-------------------------
NOT KNOWING IN ANALYSIS
PP: Do you feel that analysis can help to facilitate this process? Do
you still have faith in analysis? Or does analysis itself have to
change?
Marie-Louise: I still have faith in analysis how I practice it. But I
don't know how many colleagues practice it in the same way. Some do,
certainly, but not all of them.
PP: Could you say something about the way you practice analysis?
Marie-Louise: To have no rules at all. To be present with your genuine
personality and have no technique and no clinical program to
superimpose - nothing. Permit the unconscious to take the lead! Take a
lot of trouble to understand the dreams instead of flippantly
dismissing them. Teach the patient by your own actions to trust his or
her unconscious.
PP: So you are de-emphasizing technique and clinical concerns and
focusing on trusting the unconscious.
Marie-Louise: I question the defense mechanisms of analysts who do not
trust themselves to meet the patient directly. Such analysts feel
inadequate, or their feeling fails, or they do not like the patient
enough. Then they put up all sorts of theoretical defenses.
PP: They use rationalistic, theoretical ideas to replace being in
touch with feeling?
Marie-Louise: Yes, because it is very difficult to meet the patient
naked.
[...]
Donna: Would you say that many times we unwittingly use our
professional role of "therapist" as a cover?

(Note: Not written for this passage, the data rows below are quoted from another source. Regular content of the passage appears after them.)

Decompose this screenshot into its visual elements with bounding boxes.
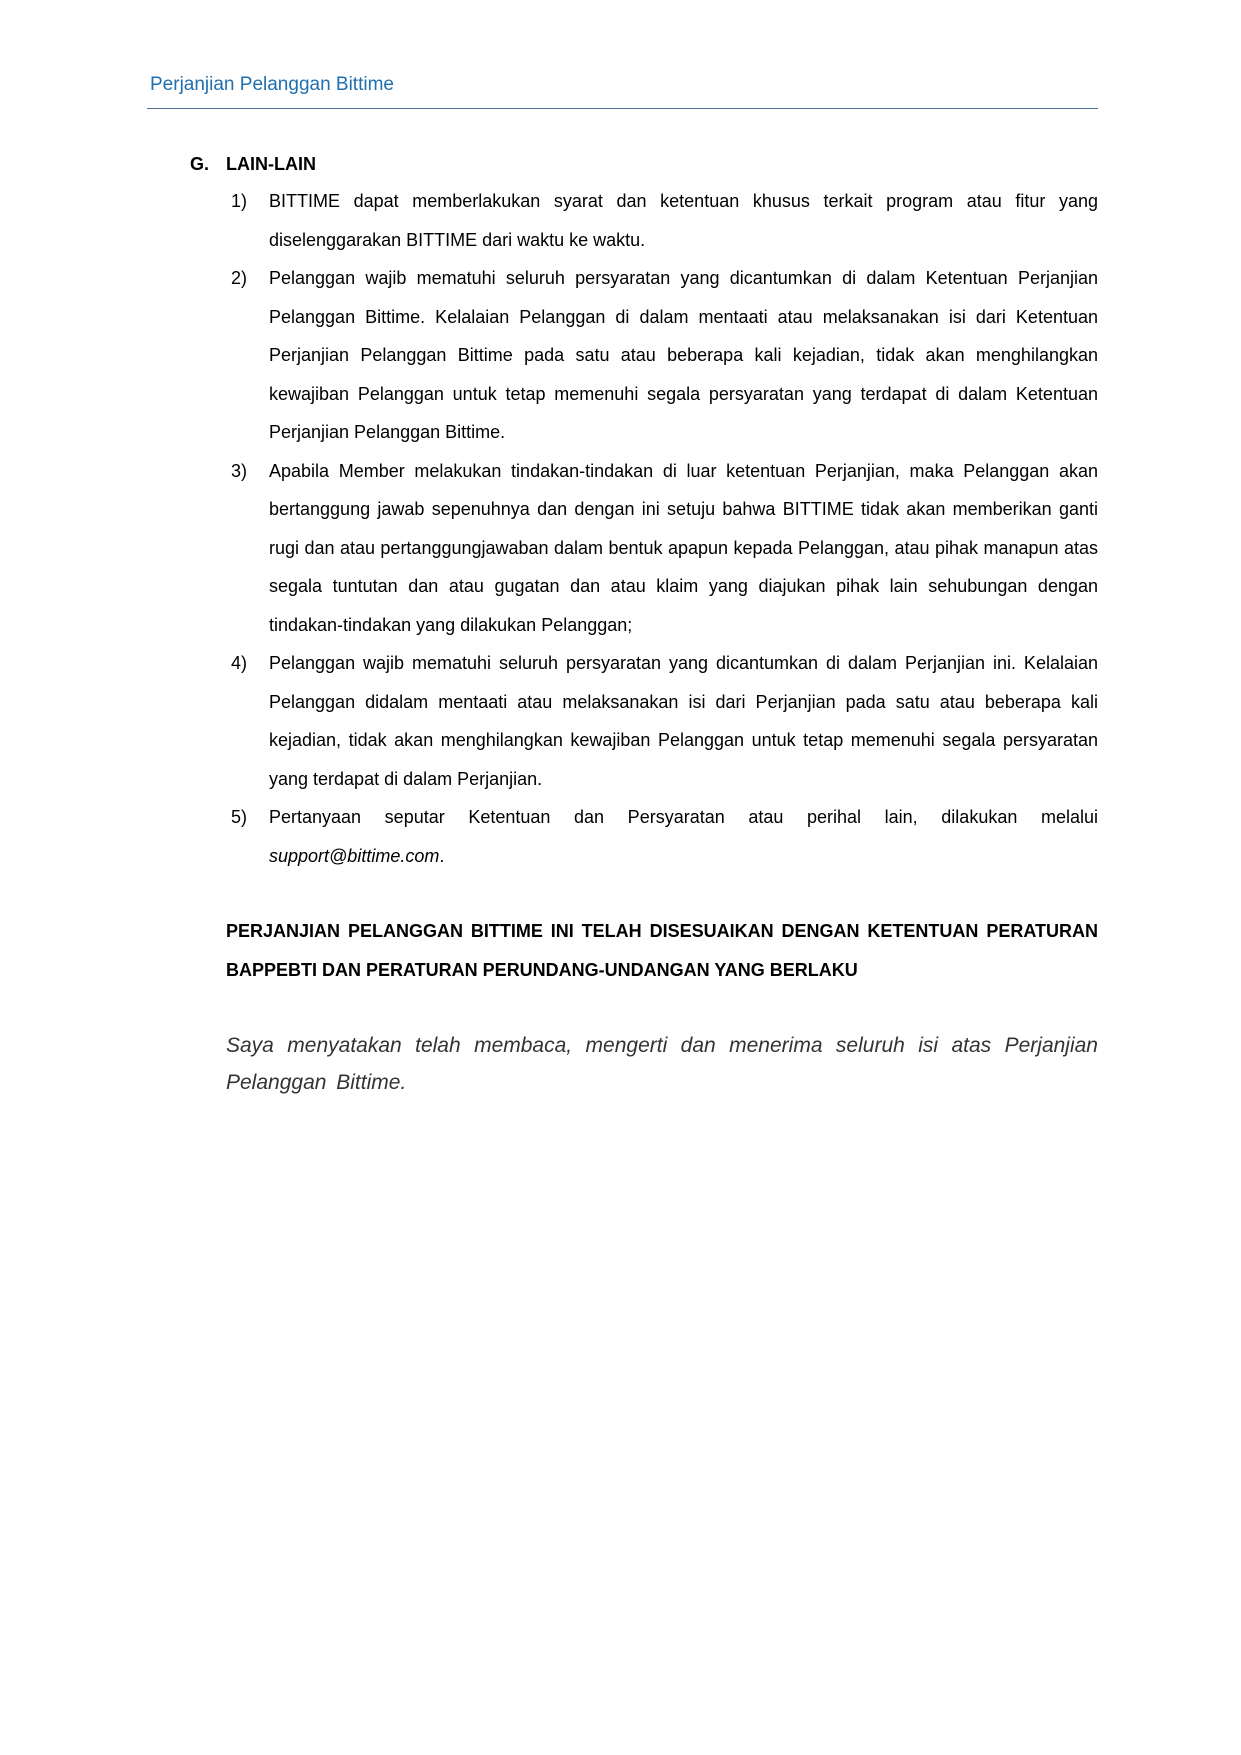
support-email-link[interactable]: support@bittime.com <box>269 845 440 866</box>
list-item <box>231 644 1098 798</box>
list-item <box>231 452 1098 645</box>
clause-list <box>190 182 1098 875</box>
list-item-number: 3) <box>231 460 248 481</box>
section-heading <box>190 150 1098 178</box>
sentence-end: . <box>439 845 445 866</box>
section-letter: G. <box>190 154 210 174</box>
list-item-text: BITTIME dapat memberlakukan syarat dan ketentuan khusus terkait program atau fitur yang diselenggarakan BITTIME dari waktu ke waktu. <box>269 191 1098 250</box>
list-item <box>231 798 1098 875</box>
list-item-text: Apabila Member melakukan tindakan-tindakan di luar ketentuan Perjanjian, maka Pelanggan akan bertanggung jawab sepenuhnya dan dengan ini setuju bahwa BITTIME tidak akan memberikan ganti rugi dan atau pertanggungjawaban dalam bentuk apapun kepada Pelanggan, atau pihak manapun atas segala tuntutan dan atau gugatan dan atau klaim yang diajukan pihak lain sehubungan dengan tindakan-tindakan yang dilakukan Pelanggan; <box>269 460 1098 635</box>
list-item-text: Pelanggan wajib mematuhi seluruh persyaratan yang dicantumkan di dalam Perjanjian ini. Kelalaian Pelanggan didalam mentaati atau melaksanakan isi dari Perjanjian pada satu atau beberapa kali kejadian, tidak akan menghilangkan kewajiban Pelanggan untuk tetap memenuhi segala persyaratan yang terdapat di dalam Perjanjian. <box>269 653 1098 789</box>
list-item-text: Pelanggan wajib mematuhi seluruh persyaratan yang dicantumkan di dalam Ketentuan Perjanjian Pelanggan Bittime. Kelalaian Pelanggan di dalam mentaati atau melaksanakan isi dari Ketentuan Perjanjian Pelanggan Bittime pada satu atau beberapa kali kejadian, tidak akan menghilangkan kewajiban Pelanggan untuk tetap memenuhi segala persyaratan yang terdapat di dalam Ketentuan Perjanjian Pelanggan Bittime. <box>269 268 1098 442</box>
declaration-statement: Saya menyatakan telah membaca, mengerti dan menerima seluruh isi atas Perjanjian Pelanggan Bittime. <box>226 1034 1098 1094</box>
list-item-number: 2) <box>231 268 248 288</box>
list-item <box>231 182 1098 259</box>
list-item <box>231 259 1098 452</box>
closing-statement: PERJANJIAN PELANGGAN BITTIME INI TELAH DISESUAIKAN DENGAN KETENTUAN PERATURAN BAPPEBTI DAN PERATURAN PERUNDANG-UNDANGAN YANG BERLAKU <box>226 921 1098 980</box>
list-item-number: 4) <box>231 653 248 673</box>
page-header-title: Perjanjian Pelanggan Bittime <box>150 74 394 95</box>
section-lain-lain <box>190 150 1098 875</box>
section-title: LAIN-LAIN <box>226 154 316 174</box>
contact-text: Pertanyaan seputar Ketentuan dan Persyaratan atau perihal lain, dilakukan melalui <box>269 807 1098 827</box>
list-item-number: 5) <box>231 807 248 827</box>
list-item-number: 1) <box>231 191 248 211</box>
header-divider <box>147 108 1098 109</box>
list-item-text <box>269 798 1098 875</box>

Marie-Louise: Yes, that is what I call defense mechanisms: pretending
to know instead of admitting, as Jung sometimes admitted in my
analysis with him, "I don't know what that dream means," or "I don't
know how we should proceed." Jung said to me, "I am with you in the
dark - I don't know anything. Let's just wait for the next dream."

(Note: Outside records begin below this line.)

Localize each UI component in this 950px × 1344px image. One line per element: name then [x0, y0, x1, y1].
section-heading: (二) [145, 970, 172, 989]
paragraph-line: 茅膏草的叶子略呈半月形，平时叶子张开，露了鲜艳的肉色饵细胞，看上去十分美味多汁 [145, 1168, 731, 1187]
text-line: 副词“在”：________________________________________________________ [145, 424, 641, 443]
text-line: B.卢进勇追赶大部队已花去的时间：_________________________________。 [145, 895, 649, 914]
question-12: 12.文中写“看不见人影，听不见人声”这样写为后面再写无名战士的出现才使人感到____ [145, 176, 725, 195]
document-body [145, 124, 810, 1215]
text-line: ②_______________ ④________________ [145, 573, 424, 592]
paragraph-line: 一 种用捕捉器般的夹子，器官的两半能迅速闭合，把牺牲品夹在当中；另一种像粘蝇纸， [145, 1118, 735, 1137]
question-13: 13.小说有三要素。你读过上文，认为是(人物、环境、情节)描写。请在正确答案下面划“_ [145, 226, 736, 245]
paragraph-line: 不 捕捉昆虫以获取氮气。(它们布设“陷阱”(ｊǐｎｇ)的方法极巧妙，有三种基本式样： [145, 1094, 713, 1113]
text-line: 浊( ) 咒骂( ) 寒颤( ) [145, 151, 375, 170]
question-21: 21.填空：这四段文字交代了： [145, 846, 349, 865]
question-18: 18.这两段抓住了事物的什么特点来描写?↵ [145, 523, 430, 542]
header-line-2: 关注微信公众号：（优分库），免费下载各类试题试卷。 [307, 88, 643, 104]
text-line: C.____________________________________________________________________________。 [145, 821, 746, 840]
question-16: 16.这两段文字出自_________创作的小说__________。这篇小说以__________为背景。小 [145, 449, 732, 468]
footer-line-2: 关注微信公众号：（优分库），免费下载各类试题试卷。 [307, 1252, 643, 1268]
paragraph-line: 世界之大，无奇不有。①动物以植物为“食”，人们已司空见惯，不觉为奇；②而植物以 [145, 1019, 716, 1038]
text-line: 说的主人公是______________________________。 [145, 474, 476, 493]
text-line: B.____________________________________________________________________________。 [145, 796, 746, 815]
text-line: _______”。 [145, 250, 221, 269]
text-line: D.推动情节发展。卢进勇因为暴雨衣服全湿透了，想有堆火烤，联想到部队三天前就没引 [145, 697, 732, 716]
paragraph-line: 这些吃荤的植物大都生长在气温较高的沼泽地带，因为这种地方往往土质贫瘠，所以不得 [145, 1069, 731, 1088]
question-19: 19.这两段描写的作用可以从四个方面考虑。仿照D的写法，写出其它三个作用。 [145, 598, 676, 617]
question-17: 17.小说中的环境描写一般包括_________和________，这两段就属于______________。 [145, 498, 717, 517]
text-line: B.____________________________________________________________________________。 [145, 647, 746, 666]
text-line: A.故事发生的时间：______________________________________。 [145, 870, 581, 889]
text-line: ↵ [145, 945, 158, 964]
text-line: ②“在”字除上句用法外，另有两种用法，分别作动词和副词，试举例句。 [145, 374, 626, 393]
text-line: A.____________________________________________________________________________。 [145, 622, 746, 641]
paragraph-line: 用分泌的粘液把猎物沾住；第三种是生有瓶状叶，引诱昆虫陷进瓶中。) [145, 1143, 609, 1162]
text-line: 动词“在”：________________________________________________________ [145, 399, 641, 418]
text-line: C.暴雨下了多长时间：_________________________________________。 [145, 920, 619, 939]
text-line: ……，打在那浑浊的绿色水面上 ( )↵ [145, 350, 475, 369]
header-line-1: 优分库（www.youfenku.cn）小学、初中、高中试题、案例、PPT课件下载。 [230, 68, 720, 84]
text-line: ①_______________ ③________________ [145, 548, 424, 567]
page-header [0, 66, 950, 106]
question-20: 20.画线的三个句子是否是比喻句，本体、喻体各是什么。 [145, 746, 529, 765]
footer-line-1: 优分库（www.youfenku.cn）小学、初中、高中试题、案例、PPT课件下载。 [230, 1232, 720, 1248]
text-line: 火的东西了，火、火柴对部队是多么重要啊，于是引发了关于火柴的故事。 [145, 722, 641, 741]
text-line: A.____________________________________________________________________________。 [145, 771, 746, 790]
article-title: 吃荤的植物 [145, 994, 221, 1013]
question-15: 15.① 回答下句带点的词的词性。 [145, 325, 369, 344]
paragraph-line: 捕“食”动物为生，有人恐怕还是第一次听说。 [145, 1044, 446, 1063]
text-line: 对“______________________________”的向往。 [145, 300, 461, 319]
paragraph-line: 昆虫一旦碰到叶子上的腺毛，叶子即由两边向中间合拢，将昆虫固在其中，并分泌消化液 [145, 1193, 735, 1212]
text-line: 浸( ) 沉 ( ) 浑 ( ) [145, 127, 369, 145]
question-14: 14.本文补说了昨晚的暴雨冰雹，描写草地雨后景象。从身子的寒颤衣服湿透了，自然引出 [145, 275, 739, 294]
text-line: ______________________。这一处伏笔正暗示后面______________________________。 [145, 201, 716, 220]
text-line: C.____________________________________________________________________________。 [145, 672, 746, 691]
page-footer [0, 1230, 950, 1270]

Donna: So as a therapist you are modeling a process of "not knowing"
and trusting the unconscious to lead the way through the darkness?

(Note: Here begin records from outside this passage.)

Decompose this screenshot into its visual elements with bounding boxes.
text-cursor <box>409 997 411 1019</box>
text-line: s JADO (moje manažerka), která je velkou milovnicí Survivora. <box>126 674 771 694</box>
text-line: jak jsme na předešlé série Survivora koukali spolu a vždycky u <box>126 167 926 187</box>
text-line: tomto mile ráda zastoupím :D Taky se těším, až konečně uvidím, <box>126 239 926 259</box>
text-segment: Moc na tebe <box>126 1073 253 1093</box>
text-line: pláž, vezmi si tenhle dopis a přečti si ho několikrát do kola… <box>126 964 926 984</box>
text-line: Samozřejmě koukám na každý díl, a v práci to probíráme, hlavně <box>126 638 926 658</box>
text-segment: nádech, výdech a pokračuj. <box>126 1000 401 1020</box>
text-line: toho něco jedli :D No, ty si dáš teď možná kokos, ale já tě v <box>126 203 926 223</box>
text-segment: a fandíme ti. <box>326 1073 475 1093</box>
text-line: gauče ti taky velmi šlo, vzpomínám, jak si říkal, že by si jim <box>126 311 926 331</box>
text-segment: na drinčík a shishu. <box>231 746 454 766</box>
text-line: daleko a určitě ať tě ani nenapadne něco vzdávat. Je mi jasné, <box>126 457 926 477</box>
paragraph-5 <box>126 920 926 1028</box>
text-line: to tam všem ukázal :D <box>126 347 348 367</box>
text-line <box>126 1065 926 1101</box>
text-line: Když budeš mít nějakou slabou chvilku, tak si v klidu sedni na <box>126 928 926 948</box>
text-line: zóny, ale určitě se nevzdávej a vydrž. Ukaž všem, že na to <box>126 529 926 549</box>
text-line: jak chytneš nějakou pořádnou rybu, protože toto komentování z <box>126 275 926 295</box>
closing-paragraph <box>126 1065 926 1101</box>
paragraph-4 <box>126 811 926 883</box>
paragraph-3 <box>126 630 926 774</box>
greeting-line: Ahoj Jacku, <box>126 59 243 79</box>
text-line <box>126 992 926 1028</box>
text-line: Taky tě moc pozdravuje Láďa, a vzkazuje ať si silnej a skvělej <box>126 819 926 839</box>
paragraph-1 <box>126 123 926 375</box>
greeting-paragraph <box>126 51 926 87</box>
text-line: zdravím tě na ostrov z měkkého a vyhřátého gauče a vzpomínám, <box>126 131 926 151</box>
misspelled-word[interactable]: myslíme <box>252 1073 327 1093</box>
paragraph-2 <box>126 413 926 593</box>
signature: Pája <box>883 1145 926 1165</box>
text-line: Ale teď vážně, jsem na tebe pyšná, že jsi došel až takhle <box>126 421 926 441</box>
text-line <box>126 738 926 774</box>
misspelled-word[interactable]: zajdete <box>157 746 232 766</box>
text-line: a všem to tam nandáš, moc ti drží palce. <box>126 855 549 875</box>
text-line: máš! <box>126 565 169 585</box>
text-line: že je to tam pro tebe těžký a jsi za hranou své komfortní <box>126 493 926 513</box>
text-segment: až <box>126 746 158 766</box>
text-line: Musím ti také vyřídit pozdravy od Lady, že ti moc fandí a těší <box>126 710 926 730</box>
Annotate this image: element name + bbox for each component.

Marie-Louise: You are willing to not know, and to not be in the role
of the one who knows. The difficulty is that the patient always tries
to maneuver the therapist into the role of the one who knows.
PP: That is the primitive transference that Freud talked about: we
look for the great mother or father.
Marie-Louise: The patient wants the therapist to make the "trick" as
quickly and as cheaply as possible. The patient says to me: "I have
been working with you now for half a year and I am still depressed.
You ought to have removed that!" Then I say: "If you continue to lie
to yourself, you will be depressed for another ten years!"
PP: The therapist should admit his lack of knowledge and potency at
times.
Marie-Louise: The therapist must be a friend who shares the trouble
but does not pretend to take the lead.
Donna: Another human being?
Marie-Louise: Yes, another human being who sits in the same soup, and
takes on the conflict, and tries to discover what the unconscious is
leading out of itself. Whatever leads out of the unconscious.